The extension of propositional logic with quantifiers leads to the logic of quantified boolean formulas (QBF). From a theoretical point of view, the decision problem of QBF, called QSAT, is PSPACE-complete. Nevertheless, QBFs have been used successfully to encode and solve problems coming from several different fields. To be able to solve larger and more complex problem instances, a lot of effort was put into the development of efficient solvers. A recent trend is to improve QBF solvers by (deep) machine learning. One such approach, which was presented by Xu and Lieberherr, uses the famous AlphaZero framework to solve QSAT problems.
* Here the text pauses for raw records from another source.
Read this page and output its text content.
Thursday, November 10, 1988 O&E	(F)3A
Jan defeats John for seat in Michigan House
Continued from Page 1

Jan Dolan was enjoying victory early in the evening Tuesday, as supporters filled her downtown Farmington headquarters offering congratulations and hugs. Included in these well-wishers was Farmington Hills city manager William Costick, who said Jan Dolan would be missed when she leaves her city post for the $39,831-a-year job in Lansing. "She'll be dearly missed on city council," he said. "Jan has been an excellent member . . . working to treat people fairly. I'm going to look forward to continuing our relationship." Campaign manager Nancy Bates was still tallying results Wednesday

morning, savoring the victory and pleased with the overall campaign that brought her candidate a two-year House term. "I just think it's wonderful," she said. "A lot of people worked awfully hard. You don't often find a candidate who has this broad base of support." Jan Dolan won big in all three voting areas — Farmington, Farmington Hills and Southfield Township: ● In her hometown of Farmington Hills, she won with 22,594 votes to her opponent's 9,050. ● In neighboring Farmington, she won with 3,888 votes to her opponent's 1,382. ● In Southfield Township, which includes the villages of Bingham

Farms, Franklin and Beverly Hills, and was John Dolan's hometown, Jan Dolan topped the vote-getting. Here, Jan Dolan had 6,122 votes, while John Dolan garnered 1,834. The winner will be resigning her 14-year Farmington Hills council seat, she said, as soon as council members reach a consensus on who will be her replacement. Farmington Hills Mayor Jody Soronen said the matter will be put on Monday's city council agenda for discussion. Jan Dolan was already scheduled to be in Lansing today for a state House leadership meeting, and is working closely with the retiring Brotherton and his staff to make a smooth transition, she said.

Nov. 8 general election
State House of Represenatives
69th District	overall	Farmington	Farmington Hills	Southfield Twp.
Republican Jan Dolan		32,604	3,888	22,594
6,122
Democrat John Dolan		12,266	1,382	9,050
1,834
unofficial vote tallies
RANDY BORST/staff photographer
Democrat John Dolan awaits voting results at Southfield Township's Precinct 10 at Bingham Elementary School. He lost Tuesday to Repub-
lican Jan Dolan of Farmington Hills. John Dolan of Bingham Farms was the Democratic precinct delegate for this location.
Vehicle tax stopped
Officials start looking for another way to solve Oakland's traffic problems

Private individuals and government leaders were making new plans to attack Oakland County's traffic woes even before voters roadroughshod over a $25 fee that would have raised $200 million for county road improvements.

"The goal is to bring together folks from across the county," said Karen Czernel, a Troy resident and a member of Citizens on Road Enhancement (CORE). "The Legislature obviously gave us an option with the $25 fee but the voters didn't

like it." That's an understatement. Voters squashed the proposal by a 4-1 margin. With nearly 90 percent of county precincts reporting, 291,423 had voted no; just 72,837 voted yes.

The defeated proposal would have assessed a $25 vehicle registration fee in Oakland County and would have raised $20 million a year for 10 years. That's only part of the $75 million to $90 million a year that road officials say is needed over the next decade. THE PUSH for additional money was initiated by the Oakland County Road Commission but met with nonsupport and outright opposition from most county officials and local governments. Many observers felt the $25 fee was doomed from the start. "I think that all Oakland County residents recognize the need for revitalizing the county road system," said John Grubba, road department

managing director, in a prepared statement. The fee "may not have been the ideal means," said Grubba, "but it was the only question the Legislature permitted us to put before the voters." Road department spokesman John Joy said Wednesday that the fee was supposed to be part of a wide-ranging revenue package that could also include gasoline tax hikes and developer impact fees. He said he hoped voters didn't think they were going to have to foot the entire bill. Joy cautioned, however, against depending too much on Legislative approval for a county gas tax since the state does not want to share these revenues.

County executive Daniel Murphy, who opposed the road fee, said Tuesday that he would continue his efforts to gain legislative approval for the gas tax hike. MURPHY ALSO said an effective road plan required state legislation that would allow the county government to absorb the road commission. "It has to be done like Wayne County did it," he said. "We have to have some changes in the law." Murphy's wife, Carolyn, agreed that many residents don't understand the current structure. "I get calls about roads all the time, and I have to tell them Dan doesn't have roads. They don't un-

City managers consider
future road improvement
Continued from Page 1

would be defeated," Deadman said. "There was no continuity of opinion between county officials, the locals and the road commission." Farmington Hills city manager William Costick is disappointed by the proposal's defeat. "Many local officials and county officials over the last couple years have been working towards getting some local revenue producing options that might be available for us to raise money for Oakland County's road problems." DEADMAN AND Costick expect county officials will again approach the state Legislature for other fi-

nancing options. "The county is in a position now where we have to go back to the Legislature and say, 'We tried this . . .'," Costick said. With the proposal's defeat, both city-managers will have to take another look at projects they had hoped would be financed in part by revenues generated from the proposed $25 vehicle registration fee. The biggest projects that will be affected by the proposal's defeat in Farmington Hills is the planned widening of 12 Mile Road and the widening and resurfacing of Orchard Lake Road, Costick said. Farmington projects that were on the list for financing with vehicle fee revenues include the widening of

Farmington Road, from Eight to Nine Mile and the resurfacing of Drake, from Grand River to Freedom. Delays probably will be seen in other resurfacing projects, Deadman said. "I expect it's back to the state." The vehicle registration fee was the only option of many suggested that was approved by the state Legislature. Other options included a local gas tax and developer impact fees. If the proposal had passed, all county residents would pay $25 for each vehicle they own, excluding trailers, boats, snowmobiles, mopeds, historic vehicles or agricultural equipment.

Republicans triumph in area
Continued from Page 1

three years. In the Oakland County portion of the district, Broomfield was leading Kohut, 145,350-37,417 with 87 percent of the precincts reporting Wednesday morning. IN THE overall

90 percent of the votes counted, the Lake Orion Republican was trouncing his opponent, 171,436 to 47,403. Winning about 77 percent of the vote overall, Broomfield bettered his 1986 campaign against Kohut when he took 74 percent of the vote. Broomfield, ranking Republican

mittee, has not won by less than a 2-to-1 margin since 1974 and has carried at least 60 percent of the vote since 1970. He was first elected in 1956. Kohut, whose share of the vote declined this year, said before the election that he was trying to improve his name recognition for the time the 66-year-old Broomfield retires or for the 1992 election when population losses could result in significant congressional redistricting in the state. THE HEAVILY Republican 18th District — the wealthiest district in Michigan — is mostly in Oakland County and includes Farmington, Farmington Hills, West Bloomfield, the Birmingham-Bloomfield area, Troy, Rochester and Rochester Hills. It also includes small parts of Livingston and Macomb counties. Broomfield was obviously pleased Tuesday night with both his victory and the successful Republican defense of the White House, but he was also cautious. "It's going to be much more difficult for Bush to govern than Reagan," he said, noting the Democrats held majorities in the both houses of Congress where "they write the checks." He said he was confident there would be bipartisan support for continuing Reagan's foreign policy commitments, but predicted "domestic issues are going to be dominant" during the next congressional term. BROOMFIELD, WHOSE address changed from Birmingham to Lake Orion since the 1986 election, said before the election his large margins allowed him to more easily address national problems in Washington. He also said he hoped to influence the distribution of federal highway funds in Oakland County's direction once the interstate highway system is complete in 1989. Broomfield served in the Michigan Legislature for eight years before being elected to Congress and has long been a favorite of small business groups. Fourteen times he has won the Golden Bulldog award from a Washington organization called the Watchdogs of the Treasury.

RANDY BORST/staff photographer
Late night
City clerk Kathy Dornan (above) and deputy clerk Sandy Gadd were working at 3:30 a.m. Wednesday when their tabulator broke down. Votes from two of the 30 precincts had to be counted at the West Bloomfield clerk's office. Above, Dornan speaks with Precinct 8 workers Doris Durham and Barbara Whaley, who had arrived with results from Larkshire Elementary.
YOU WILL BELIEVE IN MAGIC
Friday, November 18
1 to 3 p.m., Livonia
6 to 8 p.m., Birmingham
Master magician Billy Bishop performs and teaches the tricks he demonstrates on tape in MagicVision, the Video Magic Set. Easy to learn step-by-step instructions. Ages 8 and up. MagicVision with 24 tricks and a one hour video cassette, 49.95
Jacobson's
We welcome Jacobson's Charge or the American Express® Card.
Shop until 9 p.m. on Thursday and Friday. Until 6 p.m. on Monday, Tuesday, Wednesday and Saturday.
AlphaZero is an algorithm that combines symbolic reasoning techniques in form of a Monte Carlo tree search (MCTS) with novel deep reinforcement learning techniques, called self-play reinforcement learning, to learn fully-observable, symmetric 2-player games. It has proven to be powerful by beating the best human players and computer programs in the games of chess, shogi and Go.
The key to using AlphaZero for QSAT is to consider QBF solving as a 2-player game where one player tries to make the formula true by assigning variables to truth values while the other player in the same way tries to make the formula false. The main idea is then to use the AlphaZero framework to learn two (perfect) players for this game and to use these (perfect) players to determine the truth value of QBFs.
In this thesis, we reproduce and analyze the results communicated by Xu and Lieberherr. In particular, we train two AlphaZero players for the game of QBF solving and compare them to several different variants of a standard MCTS and to a state-of-the-art QBF solver. We describe how to adapt the standard AlphaZero algorithm to the task of QBF solving. Finally, we also discuss how MCTS can be used as a preprocessing tool before applying a standard QBF solver.